Fake Windows Security Alerts virus

[strep3241]

My uncle just got infected with a virus that looks like the Windows Security Center. I did a scan with Malwarebytes and it did not find anything. Also scanned with Trend Micro and it did not find anything.

I did some google searches and some places said to look for registry entries and actual files and I could not find any thing they had listed.

How do I find out if this is still infected and how do I get rid of it?

He is running Windows XP.

 

[welshhotty2010]

yeh ive had the same problem n i had to format the drive n reinstall. what xp is it? xp pro or home edition? if uve read a book called windows xp annoyances for dummies itll tell u where to look n how to tighten ur security better.

Bye fellow Geeks

 

[alkemyst]

Search google for the name of the antivirus...I can't remember it off the top of my head, but there are plenty of writeups. Bleepingcomputer had one as well I believe.

This virus usually implants a file in your temp files that runs.

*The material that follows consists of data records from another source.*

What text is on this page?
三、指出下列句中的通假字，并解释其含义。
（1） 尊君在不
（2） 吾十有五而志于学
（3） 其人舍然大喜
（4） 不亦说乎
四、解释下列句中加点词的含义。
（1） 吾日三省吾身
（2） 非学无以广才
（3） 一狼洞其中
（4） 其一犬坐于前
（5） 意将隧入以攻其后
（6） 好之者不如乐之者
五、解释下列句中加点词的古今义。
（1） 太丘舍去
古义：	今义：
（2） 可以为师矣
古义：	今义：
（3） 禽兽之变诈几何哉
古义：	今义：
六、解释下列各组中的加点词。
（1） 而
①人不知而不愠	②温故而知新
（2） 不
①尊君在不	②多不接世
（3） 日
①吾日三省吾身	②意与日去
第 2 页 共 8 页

RKill.exe and then launching regedit to go to local machine/current user's, windows run key and delete anything odd...as well as under the startup directory under all profiles.

 

[Unheard]

Did you do the scans in safemode?

Also read through this. It's worked for all the infected PC's I have come across.
http://forums.majorgeeks.com/showthread.php?t=35407

 

[chemwiz]

Dr. Web Cure-it works well, too. It'll get rid of the rootkit for you.

 

[Unheard]

We had one @ work yesterday on one of the employees PC, changed the background to:

"WARNING
YOUR'RE IN DANGER!
YOUR COMPUTER IS INFECTED WITH SPYWARE!

ALL YOU DO WITH COMPUTER IS STORED FOREVER IN YOUR HARD DISK.
WHEN YOU VISIT SITES, SEND E-MAILS... ALL YOUR ACTIONS ARE
LOGGED. AND IT IS IMPOSSIBLE TO REMOVE THEM WITH STANDARD TOOLS.
YOUR DATA IS STILL AVAILABLE FOR FORENSICS. AND IN SOME CASES

FOR YOUR BOSS, YOUR FRIENDS, YOUR WIFE, YOUR CHILDREN.
Every sit you or somebody or even something, like spyware, opened in your browsers,
with all images, and all downloaded and maybe later removed movies or mp3 songs -
ARE STILL THERE and could break your life!

SECURE YOURSELF RIGHT NOW!
REMOVE ALL SPYWARE FROM YOUR PC!"

 

[E411]

Google the exact name of the software or the exact messages you are getting and do it "in quotes". Then, write down or print out the directions and run them in "safe mode".

Seriously. Exact quote and do it in safe mode. No shortcuts.